De quem é a vida afinal?

Depois do sucesso de prestígio de "Abre los Ojos" e da carreira internacional de "Os Outros", e depois de dirigir Nicole Kidman, Alejandro Amenábar tornou-se nome de referência no cinema espanhol e não só.

Todos lhe reconhecem uma espantosa capacidade para encenar visualmente, para contar uma história com imaginação e originalidade, com a noção dos limites do campo e uma apetência especial pela direcção de actores.

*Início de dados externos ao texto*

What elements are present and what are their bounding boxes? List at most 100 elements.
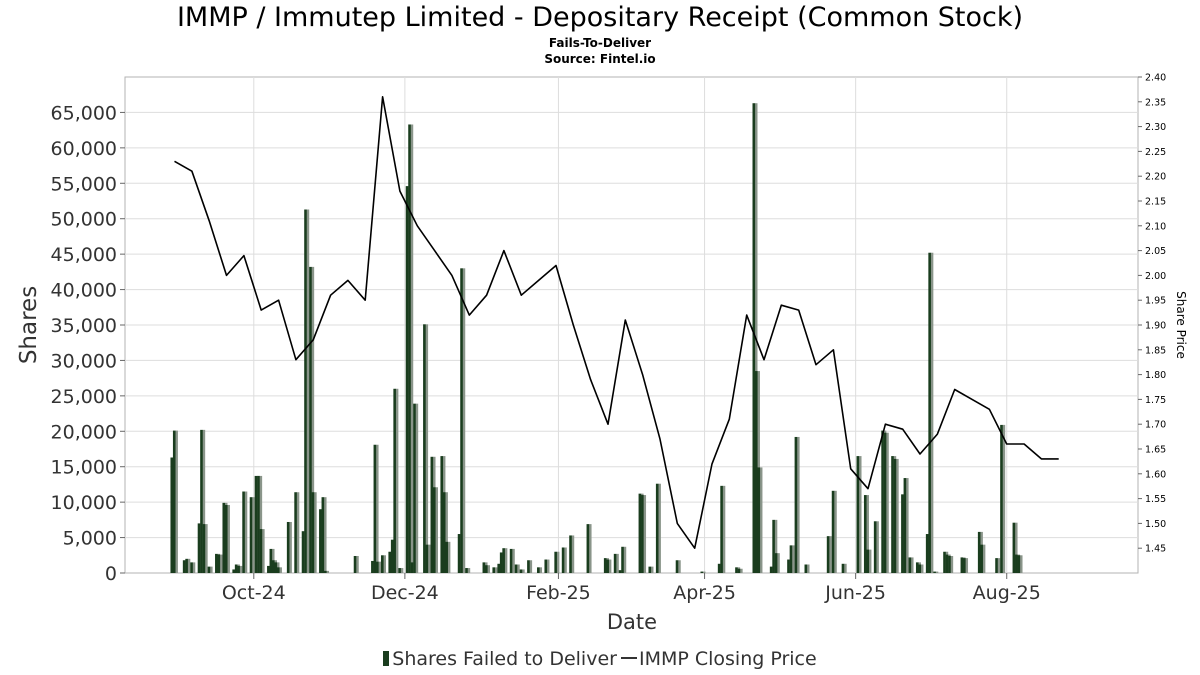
fails-bar <box>237 565 240 573</box>
fails-bar-shadow <box>623 546 627 573</box>
fails-bar-shadow <box>378 561 382 573</box>
fails-bar <box>863 495 867 573</box>
fails-bar-shadow <box>175 430 178 573</box>
fails-bar <box>866 549 870 573</box>
fails-bar-shadow <box>866 495 869 573</box>
fails-bar <box>502 548 505 573</box>
fails-bar <box>1012 522 1016 573</box>
y-axis-left: 0 5,000 10,000 15,000 20,000 25,000 30,000 35,0… <box>51 102 125 585</box>
fails-bar <box>408 124 411 573</box>
fails-bar <box>774 553 778 573</box>
fails-bar-shadow <box>658 483 661 573</box>
y2-tick-label: 2.20 <box>1145 172 1166 183</box>
fails-bar <box>509 548 513 573</box>
fails-bar-shadow <box>279 567 282 573</box>
x-tick-label: Aug-25 <box>973 582 1041 604</box>
chart-title: IMMP / Immutep Limited - Depositary Rece… <box>176 2 1024 33</box>
fails-bar <box>388 551 392 573</box>
fails-bar <box>294 492 297 573</box>
y2-tick-label: 2.30 <box>1145 122 1166 133</box>
fails-bar <box>881 430 884 573</box>
fails-bar-shadow <box>588 524 592 573</box>
fails-bar <box>963 558 966 573</box>
fails-bar <box>737 568 741 573</box>
fails-bar <box>485 565 488 573</box>
fails-bar <box>841 563 845 573</box>
fails-bar <box>440 456 444 573</box>
fails-bar <box>641 495 644 573</box>
fails-bar <box>207 566 211 573</box>
y2-tick-label: 1.70 <box>1145 420 1166 431</box>
fails-bar <box>514 564 518 573</box>
y2-tick-label: 1.50 <box>1145 519 1166 530</box>
fails-bar <box>621 546 624 573</box>
fails-bar-shadow <box>435 487 438 573</box>
fails-bar <box>304 209 307 573</box>
fails-bar-shadow <box>187 558 191 573</box>
fails-bar <box>202 524 206 573</box>
fails-bar <box>901 494 904 573</box>
fails-bar <box>224 504 228 573</box>
fails-bar <box>831 490 835 573</box>
y-tick-label: 60,000 <box>51 138 117 160</box>
y-tick-label: 20,000 <box>51 421 117 443</box>
legend-bar-swatch <box>383 651 390 666</box>
fails-bar <box>544 559 548 573</box>
fails-bar-shadow <box>982 544 986 573</box>
fails-bar <box>675 560 679 573</box>
fails-bar-shadow <box>1002 424 1006 573</box>
fails-bar-shadow <box>896 458 899 573</box>
fails-bar-shadow <box>375 444 379 573</box>
chart-source: Source: Fintel.io <box>544 52 656 66</box>
y2-tick-label: 2.15 <box>1145 197 1166 208</box>
fails-bar-shadow <box>702 571 706 573</box>
fails-bar <box>873 521 877 573</box>
fails-bar-shadow <box>383 555 386 573</box>
fails-bar <box>789 545 793 573</box>
fails-bar <box>787 559 790 573</box>
fails-bar <box>301 531 305 573</box>
y2-tick-label: 2.05 <box>1145 246 1166 257</box>
fails-bar <box>893 458 897 573</box>
fails-bar <box>200 429 203 573</box>
fails-bar <box>700 571 704 573</box>
fails-bar-shadow <box>210 566 213 573</box>
fails-bar-shadow <box>219 554 223 573</box>
fails-bar <box>769 566 773 573</box>
fails-bar-shadow <box>504 548 508 573</box>
y2-tick-label: 1.90 <box>1145 321 1166 332</box>
fails-bar <box>376 561 379 573</box>
fails-bar <box>217 554 221 573</box>
fails-bar-shadow <box>326 570 330 573</box>
fails-bar-shadow <box>722 485 726 573</box>
fails-bar <box>274 562 278 573</box>
fails-bar <box>497 563 500 573</box>
fails-bar-shadow <box>1019 555 1023 573</box>
fails-bar-shadow <box>205 524 208 573</box>
fails-bar <box>915 562 919 573</box>
fails-bar <box>492 567 496 573</box>
fails-bar-shadow <box>1014 522 1018 573</box>
fails-bar <box>222 502 226 573</box>
fails-bar <box>445 541 448 573</box>
fails-bar <box>638 493 642 573</box>
fails-bar <box>232 569 235 573</box>
fails-bar <box>569 535 572 573</box>
fails-bar-shadow <box>311 266 315 573</box>
fails-bar <box>561 547 565 573</box>
fails-bar <box>918 564 922 573</box>
fails-bar <box>648 566 652 573</box>
fails-bar-shadow <box>252 497 255 573</box>
fails-bars <box>170 103 1023 574</box>
fails-bar <box>380 555 384 573</box>
fails-bar-shadow <box>997 558 1001 573</box>
fails-bar-shadow <box>876 521 879 573</box>
fails-bar <box>537 567 540 573</box>
x-tick-label: Jun-25 <box>824 582 886 604</box>
fails-bar <box>324 570 327 573</box>
fails-bar-shadow <box>445 492 448 573</box>
fails-bar <box>519 569 523 573</box>
fails-bar <box>1000 424 1003 573</box>
fails-bar <box>242 491 245 573</box>
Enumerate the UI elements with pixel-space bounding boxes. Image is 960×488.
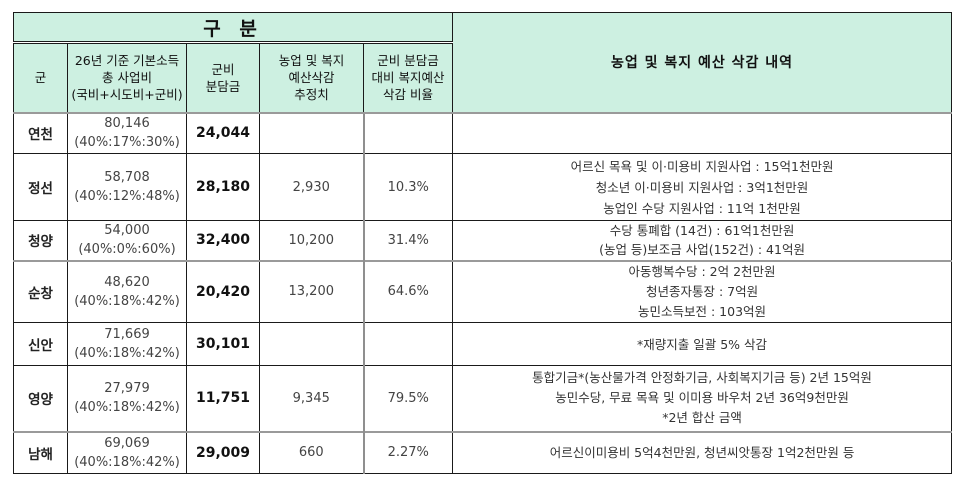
ratio-split: (40%:18%:42%) xyxy=(74,400,180,416)
ratio-split: (40%:18%:42%) xyxy=(74,454,180,470)
county-name: 신안 xyxy=(13,322,68,366)
detail-line: 농민수당, 무료 목욕 및 이미용 바우처 2년 36억9천만원 xyxy=(555,390,849,406)
header-detail: 농업 및 복지 예산 삭감 내역 xyxy=(452,12,953,113)
county-share: 24,044 xyxy=(186,111,260,154)
cut-details: 수당 통폐합 (14건) : 61억1천만원 (농업 등)보조금 사업(152건… xyxy=(452,220,953,261)
cut-details xyxy=(452,111,953,154)
total-budget: 71,669 (40%:18%:42%) xyxy=(67,322,187,366)
cut-details: 아동행복수당 : 2억 2천만원 청년종자통장 : 7억원 농민소득보전 : 1… xyxy=(452,259,953,323)
header-cut-l3: 추정치 xyxy=(294,87,329,103)
table-row: 청양 54,000 (40%:0%:60%) 32,400 10,200 31.… xyxy=(13,220,953,261)
detail-line: 통합기금*(농산물가격 안정화기금, 사회복지기금 등) 2년 15억원 xyxy=(532,370,872,386)
total-budget: 27,979 (40%:18%:42%) xyxy=(67,365,187,432)
county-name: 영양 xyxy=(13,365,68,432)
cut-estimate xyxy=(259,322,364,366)
cut-estimate: 2,930 xyxy=(259,153,364,221)
county-name: 순창 xyxy=(13,259,68,323)
cut-ratio: 2.27% xyxy=(362,430,454,474)
header-group-title: 구 분 xyxy=(12,12,454,44)
county-share: 30,101 xyxy=(186,322,260,366)
cut-details: 어르신이미용비 5억4천만원, 청년씨앗통장 1억2천만원 등 xyxy=(452,430,953,474)
cut-ratio xyxy=(362,322,454,366)
total-value: 54,000 xyxy=(104,223,150,239)
cut-ratio: 64.6% xyxy=(362,259,454,323)
ratio-split: (40%:17%:30%) xyxy=(74,135,180,151)
header-ratio-l3: 삭감 비율 xyxy=(383,87,433,103)
table-row: 정선 58,708 (40%:12%:48%) 28,180 2,930 10.… xyxy=(13,153,953,221)
ratio-split: (40%:18%:42%) xyxy=(74,346,180,361)
cut-estimate: 9,345 xyxy=(259,365,364,432)
detail-line: 어르신이미용비 5억4천만원, 청년씨앗통장 1억2천만원 등 xyxy=(549,445,855,461)
total-budget: 58,708 (40%:12%:48%) xyxy=(67,153,187,221)
table-row: 남해 69,069 (40%:18%:42%) 29,009 660 2.27%… xyxy=(13,430,953,474)
detail-line: 청년종자통장 : 7억원 xyxy=(645,283,759,299)
county-name: 정선 xyxy=(13,153,68,221)
total-value: 71,669 xyxy=(104,327,150,342)
county-name: 청양 xyxy=(13,220,68,261)
detail-line: (농업 등)보조금 사업(152건) : 41억원 xyxy=(599,242,805,258)
cut-estimate: 10,200 xyxy=(259,220,364,261)
header-share-l1: 군비 xyxy=(211,61,235,77)
total-value: 48,620 xyxy=(104,274,150,290)
cut-estimate: 660 xyxy=(259,430,364,474)
header-total-l2: 총 사업비 xyxy=(102,70,152,86)
detail-line: *재량지출 일괄 5% 삭감 xyxy=(637,336,768,352)
detail-line: 농민소득보전 : 103억원 xyxy=(638,303,767,319)
detail-line: 어르신 목욕 및 이·미용비 지원사업 : 15억1천만원 xyxy=(570,158,834,174)
budget-cut-table: 구 분 농업 및 복지 예산 삭감 내역 군 26년 기준 기본소득 총 사업비… xyxy=(12,12,953,474)
header-cut-l1: 농업 및 복지 xyxy=(278,53,345,69)
header-total-budget: 26년 기준 기본소득 총 사업비 (국비+시도비+군비) xyxy=(67,42,187,113)
header-cut-estimate: 농업 및 복지 예산삭감 추정치 xyxy=(259,42,364,113)
county-share: 11,751 xyxy=(186,365,260,432)
county-name: 남해 xyxy=(13,430,68,474)
table-row: 순창 48,620 (40%:18%:42%) 20,420 13,200 64… xyxy=(13,259,953,323)
detail-line: *2년 합산 금액 xyxy=(662,410,742,426)
total-budget: 80,146 (40%:17%:30%) xyxy=(67,111,187,154)
header-county-share: 군비 분담금 xyxy=(186,42,260,113)
cut-ratio xyxy=(362,111,454,154)
header-total-l1: 26년 기준 기본소득 xyxy=(74,53,180,69)
cut-details: *재량지출 일괄 5% 삭감 xyxy=(452,322,953,366)
total-value: 69,069 xyxy=(104,435,150,451)
ratio-split: (40%:0%:60%) xyxy=(78,242,176,258)
header-cut-ratio: 군비 분담금 대비 복지예산 삭감 비율 xyxy=(362,42,454,113)
total-budget: 69,069 (40%:18%:42%) xyxy=(67,430,187,474)
detail-line: 청소년 이·미용비 지원사업 : 3억1천만원 xyxy=(595,179,809,195)
total-value: 58,708 xyxy=(104,170,150,185)
county-share: 20,420 xyxy=(186,259,260,323)
cut-estimate xyxy=(259,111,364,154)
total-budget: 48,620 (40%:18%:42%) xyxy=(67,259,187,323)
header-county: 군 xyxy=(13,42,68,113)
ratio-split: (40%:18%:42%) xyxy=(74,293,180,309)
total-value: 27,979 xyxy=(104,381,150,397)
total-value: 80,146 xyxy=(104,116,150,132)
cut-ratio: 31.4% xyxy=(362,220,454,261)
header-ratio-l2: 대비 복지예산 xyxy=(371,70,445,86)
cut-ratio: 79.5% xyxy=(362,365,454,432)
table-row: 신안 71,669 (40%:18%:42%) 30,101 *재량지출 일괄 … xyxy=(13,322,953,366)
county-name: 연천 xyxy=(13,111,68,154)
ratio-split: (40%:12%:48%) xyxy=(74,189,180,204)
table-row: 연천 80,146 (40%:17%:30%) 24,044 xyxy=(13,111,953,154)
detail-line: 아동행복수당 : 2억 2천만원 xyxy=(628,263,776,279)
county-share: 32,400 xyxy=(186,220,260,261)
cut-ratio: 10.3% xyxy=(362,153,454,221)
cut-details: 어르신 목욕 및 이·미용비 지원사업 : 15억1천만원 청소년 이·미용비 … xyxy=(452,153,953,221)
header-total-l3: (국비+시도비+군비) xyxy=(71,87,183,103)
cut-details: 통합기금*(농산물가격 안정화기금, 사회복지기금 등) 2년 15억원 농민수… xyxy=(452,365,953,432)
header-share-l2: 분담금 xyxy=(205,78,241,94)
county-share: 29,009 xyxy=(186,430,260,474)
detail-line: 수당 통폐합 (14건) : 61억1천만원 xyxy=(609,223,795,239)
detail-line: 농업인 수당 지원사업 : 11억 1천만원 xyxy=(603,200,801,216)
header-ratio-l1: 군비 분담금 xyxy=(377,53,439,69)
header-cut-l2: 예산삭감 xyxy=(288,70,335,86)
table-row: 영양 27,979 (40%:18%:42%) 11,751 9,345 79.… xyxy=(13,365,953,432)
county-share: 28,180 xyxy=(186,153,260,221)
total-budget: 54,000 (40%:0%:60%) xyxy=(67,220,187,261)
cut-estimate: 13,200 xyxy=(259,259,364,323)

Talvez mesmo porque a fasquia estava colocada a nível muito alto, "Mar Adentro" é uma desilusão: não existe nunca um claro ponto de vista, a definição do meio rural galego, dentro de um regionalismo indeciso e, por vezes, quase folclórico, não resgata a ficção de um tom de reportagem, entre o neutro e o moderadamente militante. A que poderia ser a sequência mais forte, o confronto de Ramón Sampedro com o padre tetraplégico, fica-se pela retórica bem intencionada, iludindo a violência potencial de dois modos opostos de configurar o sentido da vida.

Quando pensamos, em termos temáticos, na questão da eutanásia, um filme surge como referência, vindo, aliás, do "mainstream" americano, "De Quem É a Vida Afinal?" (1981), de John Badham, com Richard Dreyfuss a conferir-lhe um tom militante inequívoco e uma desesperada grandeza. Recentemente, Clint Eastwood, no genial "Million Dollar Baby", e com uma serenidade total, evita a moralidade e poetiza a eutanásia como um acto de amor até à morte. Amenábar fica no meio, num terreno de ninguém, que se pretende complexo, mas que acaba por anular a fabulosa composição de Javier Bardem, não resistindo a "flashbacks" redundantes do acidente e a vistosos planos de helicóptero para trazer "o cheiro do mar". Bardem assume toda a serenidade e secura discursiva do mundo e uma lógica imbatível, que o filme nunca parece compartilhar, construindo constantes contrapontos melodramáticos, com o irmão a "puxar ao sentimento" e a "namorada" a justificar, de forma quase irracional, a assistência na morte. Apenas a figura do sobrinho, aquele que não entende nada do que está em jogo, parece funcionar como o necessário "outro" para justificar a simplicidade da aceitação do direito individual de morrer.

A história paralela da advogada, com uma doença degenerativa, em vez de adicionar dados acaba por moralizar fora de tom, por retirar à figura de Bardem, que se queria que "tivesse razões", a força de único motor da acção. Por outro lado, os militantes pelo direito à escolha não passam de meros títeres de uma causa política, "simpática", mas distante do essencial. Neste contexto, a publicação do livro de poemas da personagem, Sampedro, reveste-se de ambíguos contornos: em vez de insistir na sua função como "confissão" individual, insiste sobretudo no valor mediático para influenciar um caso político. Por isso dizemos que o filme falha a nível do ponto de vista: ter um actor como Bardem e desperdiçar o seu olhar de morto-vivo e a sua vontade férrea, para se dispersar em mil pormenores acessórios, é um grave erro de cálculo ficcional.

Não se defende aqui uma demagógica anulação do muito que implica uma decisão como a cessação voluntária da vida, sobretudo quando necessita de uma terrível cumplicidade assistencial. Bastava, no caso vertente, que a "vítima" liderasse o processo, que o seu olhar decidisse, sem tantos intermediários e agentes mediadores, por vezes contraditórios. Se o "direito à vida" é algo de sério e complexo, o "direito à morte", por vontade própria e expressa também o deveria ser. Nota final e conclusiva: as duas estrelas, dadas a este filme hesitante, vão inteirinhas para esse enorme actor que é Javier Bardem.